Monday, December 02, 2013

How to really help

Here is Prof Arindrajit Dube's summary of research that points to moderate to negligible unemployment impacts of a minimum wage law.  Here is Prof. Don Boudreaux's response.  Color me skeptical when it comes to claims that the Law of Demand does not hold.  The intuition that higher prices are incentives to discover substitutes has been corroborated an uncountable number of times.  There may be cases where within some narrow range of price hike there are short-term negligible effects.

But this is all the green light that the class-warriors need as cover.  Their redistribution and price-fixing agenda is way beyond any short term and narrow range. Steven Landsburg notes that if there are no unemployment effects, there are likely to be price effects.
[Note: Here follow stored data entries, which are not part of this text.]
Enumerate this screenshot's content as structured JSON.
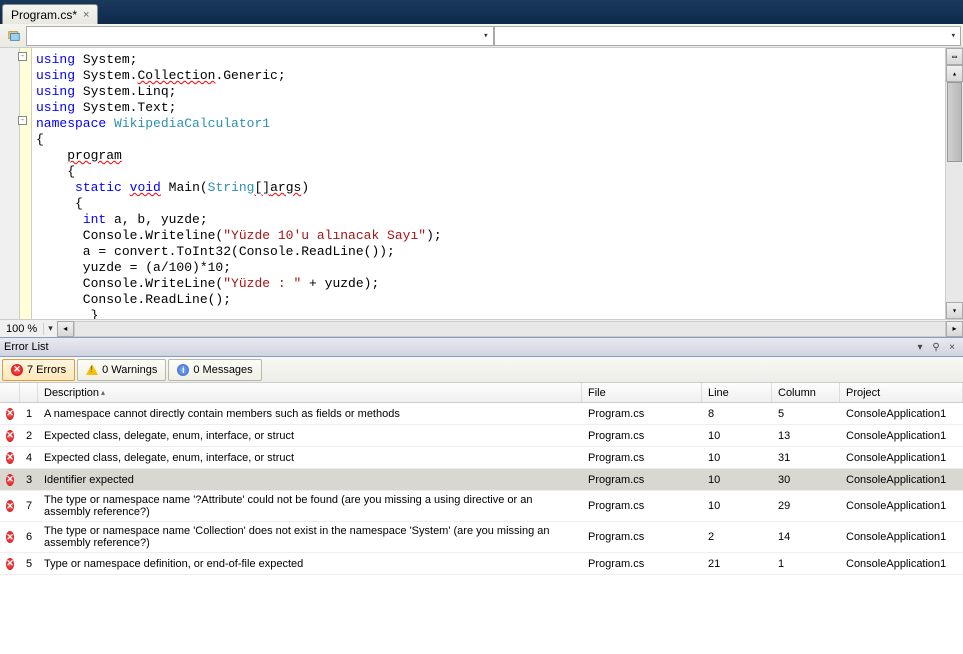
{
  "tab": {
    "title": "Program.cs*",
    "close": "×"
  },
  "zoom": "100 %",
  "code": {
    "lines": [
      {
        "t": [
          {
            "c": "k-blue",
            "v": "using"
          },
          {
            "v": " System;"
          }
        ],
        "outline": "-"
      },
      {
        "t": [
          {
            "c": "k-blue",
            "v": "using"
          },
          {
            "v": " System."
          },
          {
            "c": "squiggle",
            "v": "Collection"
          },
          {
            "v": ".Generic;"
          }
        ]
      },
      {
        "t": [
          {
            "c": "k-blue",
            "v": "using"
          },
          {
            "v": " System.Linq;"
          }
        ]
      },
      {
        "t": [
          {
            "c": "k-blue",
            "v": "using"
          },
          {
            "v": " System.Text;"
          }
        ]
      },
      {
        "t": [
          {
            "v": ""
          }
        ]
      },
      {
        "t": [
          {
            "c": "k-blue",
            "v": "namespace"
          },
          {
            "v": " "
          },
          {
            "c": "k-teal",
            "v": "WikipediaCalculator1"
          }
        ],
        "outline": "-"
      },
      {
        "t": [
          {
            "v": "{"
          }
        ]
      },
      {
        "t": [
          {
            "v": "    "
          },
          {
            "c": "squiggle",
            "v": "program"
          }
        ]
      },
      {
        "t": [
          {
            "v": "    {"
          }
        ]
      },
      {
        "t": [
          {
            "v": "     "
          },
          {
            "c": "k-blue",
            "v": "static"
          },
          {
            "v": " "
          },
          {
            "c": "k-blue squiggle",
            "v": "void"
          },
          {
            "v": " Main("
          },
          {
            "c": "k-teal",
            "v": "String"
          },
          {
            "c": "squiggle",
            "v": "[]"
          },
          {
            "c": "squiggle",
            "v": "args"
          },
          {
            "v": ")"
          }
        ]
      },
      {
        "t": [
          {
            "v": "     {"
          }
        ]
      },
      {
        "t": [
          {
            "v": "      "
          },
          {
            "c": "k-blue",
            "v": "int"
          },
          {
            "v": " a, b, yuzde;"
          }
        ]
      },
      {
        "t": [
          {
            "v": "      Console.Writeline("
          },
          {
            "c": "k-red",
            "v": "\"Yüzde 10'u alınacak Sayı\""
          },
          {
            "v": ");"
          }
        ]
      },
      {
        "t": [
          {
            "v": "      a = convert.ToInt32(Console.ReadLine());"
          }
        ]
      },
      {
        "t": [
          {
            "v": ""
          }
        ]
      },
      {
        "t": [
          {
            "v": "      yuzde = (a/100)*10;"
          }
        ]
      },
      {
        "t": [
          {
            "v": "      Console.WriteLine("
          },
          {
            "c": "k-red",
            "v": "\"Yüzde : \""
          },
          {
            "v": " + yuzde);"
          }
        ]
      },
      {
        "t": [
          {
            "v": "      Console.ReadLine();"
          }
        ]
      },
      {
        "t": [
          {
            "v": "       }"
          }
        ]
      },
      {
        "t": [
          {
            "v": "      }"
          }
        ]
      },
      {
        "t": [
          {
            "c": "squiggle",
            "v": "}"
          }
        ]
      }
    ]
  },
  "errorList": {
    "title": "Error List",
    "filters": {
      "errors": "7 Errors",
      "warnings": "0 Warnings",
      "messages": "0 Messages"
    },
    "columns": {
      "desc": "Description",
      "file": "File",
      "line": "Line",
      "col": "Column",
      "proj": "Project"
    },
    "rows": [
      {
        "n": "1",
        "desc": "A namespace cannot directly contain members such as fields or methods",
        "file": "Program.cs",
        "line": "8",
        "col": "5",
        "proj": "ConsoleApplication1"
      },
      {
        "n": "2",
        "desc": "Expected class, delegate, enum, interface, or struct",
        "file": "Program.cs",
        "line": "10",
        "col": "13",
        "proj": "ConsoleApplication1"
      },
      {
        "n": "4",
        "desc": "Expected class, delegate, enum, interface, or struct",
        "file": "Program.cs",
        "line": "10",
        "col": "31",
        "proj": "ConsoleApplication1"
      },
      {
        "n": "3",
        "desc": "Identifier expected",
        "file": "Program.cs",
        "line": "10",
        "col": "30",
        "proj": "ConsoleApplication1",
        "sel": true
      },
      {
        "n": "7",
        "desc": "The type or namespace name '?Attribute' could not be found (are you missing a using directive or an assembly reference?)",
        "file": "Program.cs",
        "line": "10",
        "col": "29",
        "proj": "ConsoleApplication1"
      },
      {
        "n": "6",
        "desc": "The type or namespace name 'Collection' does not exist in the namespace 'System' (are you missing an assembly reference?)",
        "file": "Program.cs",
        "line": "2",
        "col": "14",
        "proj": "ConsoleApplication1"
      },
      {
        "n": "5",
        "desc": "Type or namespace definition, or end-of-file expected",
        "file": "Program.cs",
        "line": "21",
        "col": "1",
        "proj": "ConsoleApplication1"
      }
    ]
  }
}
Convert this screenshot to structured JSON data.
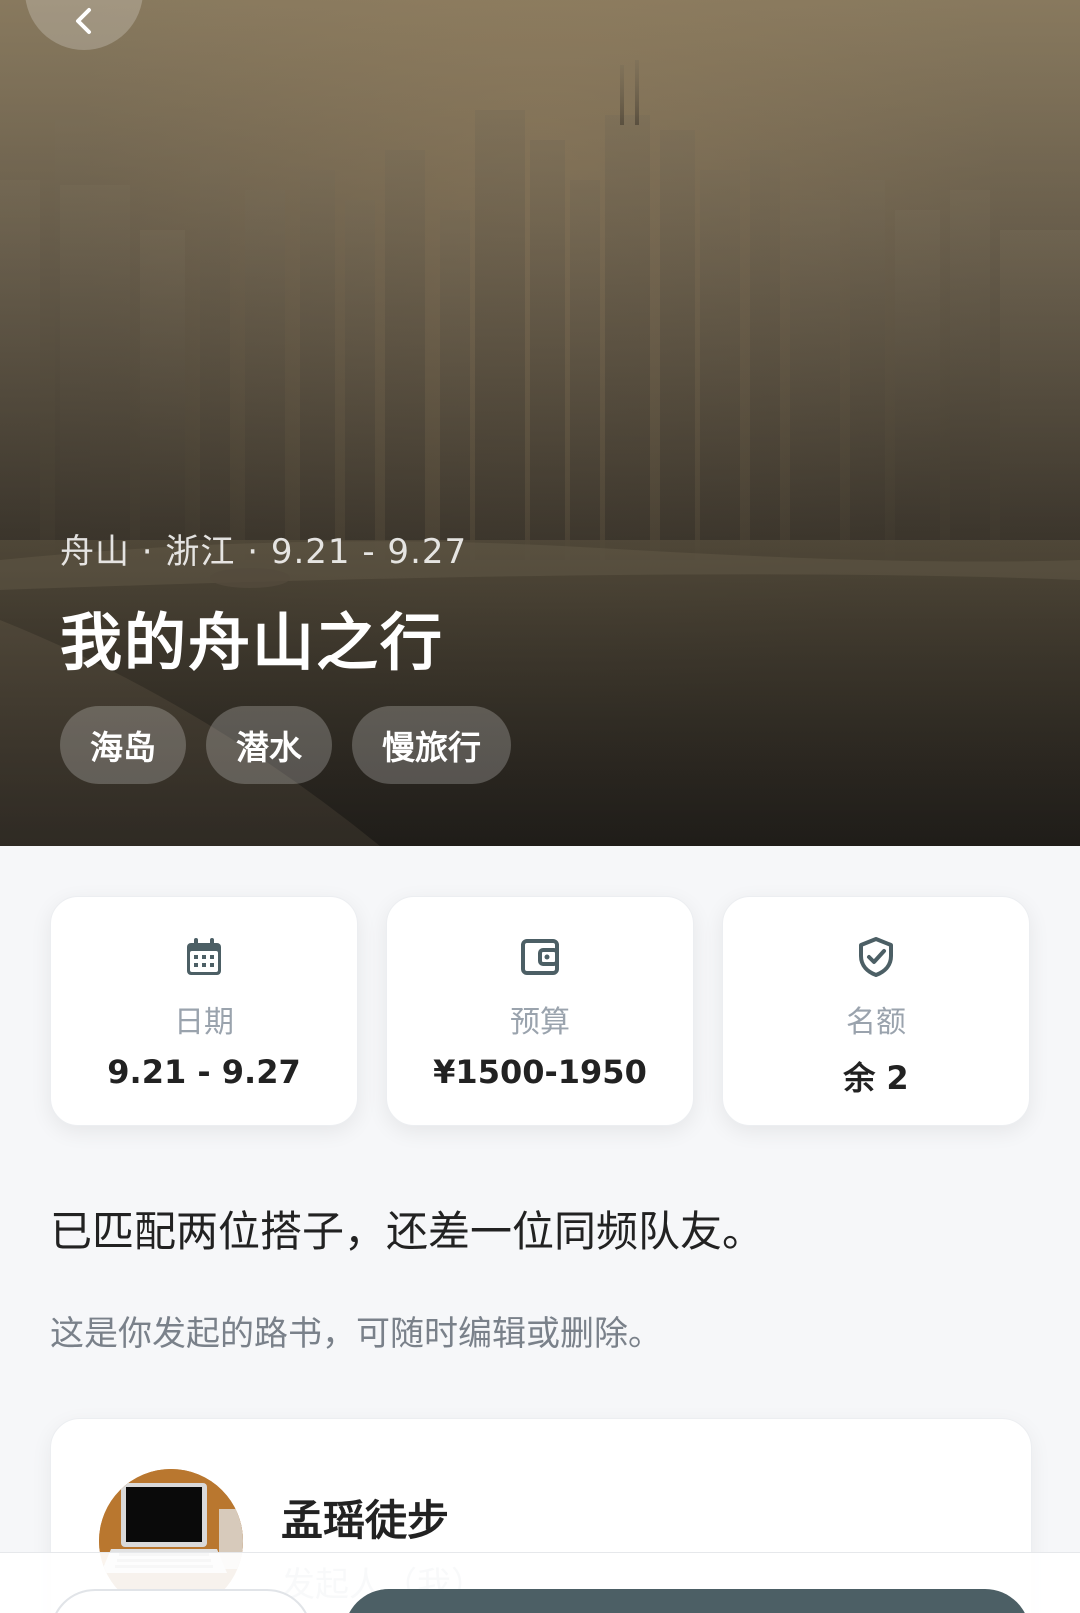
{
  "hero": {
    "meta": "舟山 · 浙江 · 9.21 - 9.27",
    "title": "我的舟山之行",
    "tags": [
      "海岛",
      "潜水",
      "慢旅行"
    ]
  },
  "info_cards": [
    {
      "icon": "calendar-icon",
      "label": "日期",
      "value": "9.21 - 9.27"
    },
    {
      "icon": "wallet-icon",
      "label": "预算",
      "value": "¥1500-1950"
    },
    {
      "icon": "shield-check-icon",
      "label": "名额",
      "value": "余 2"
    }
  ],
  "status_text": "已匹配两位搭子，还差一位同频队友。",
  "owner_note": "这是你发起的路书，可随时编辑或删除。",
  "organizer": {
    "name": "孟瑶徒步",
    "role": "发起人（我）"
  },
  "colors": {
    "primary_button": "#4c5f65",
    "icon": "#4c5f65"
  }
}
Who shops at WalMart and MacDonald's? Not the 1%.

But the deeper point is that the only way to really help low paid people is to give them an education and a marketable skill. It is telling that those most eager to be seen as lining up to "help people" are also reluctant to back the radical shake-up of the public schools that might make a difference to the very poorest. The Obama Justice Department fights school voucher programs where and when it can.

Meaningful shake-up has to be bottom-up-demand-driven. This means choice and empowering the parents.  Shake-up from the top is Obamacare.  The difference between schooling and education is best identified by parents, not the people responsible for the current state of the public schools in poor neighborhoods.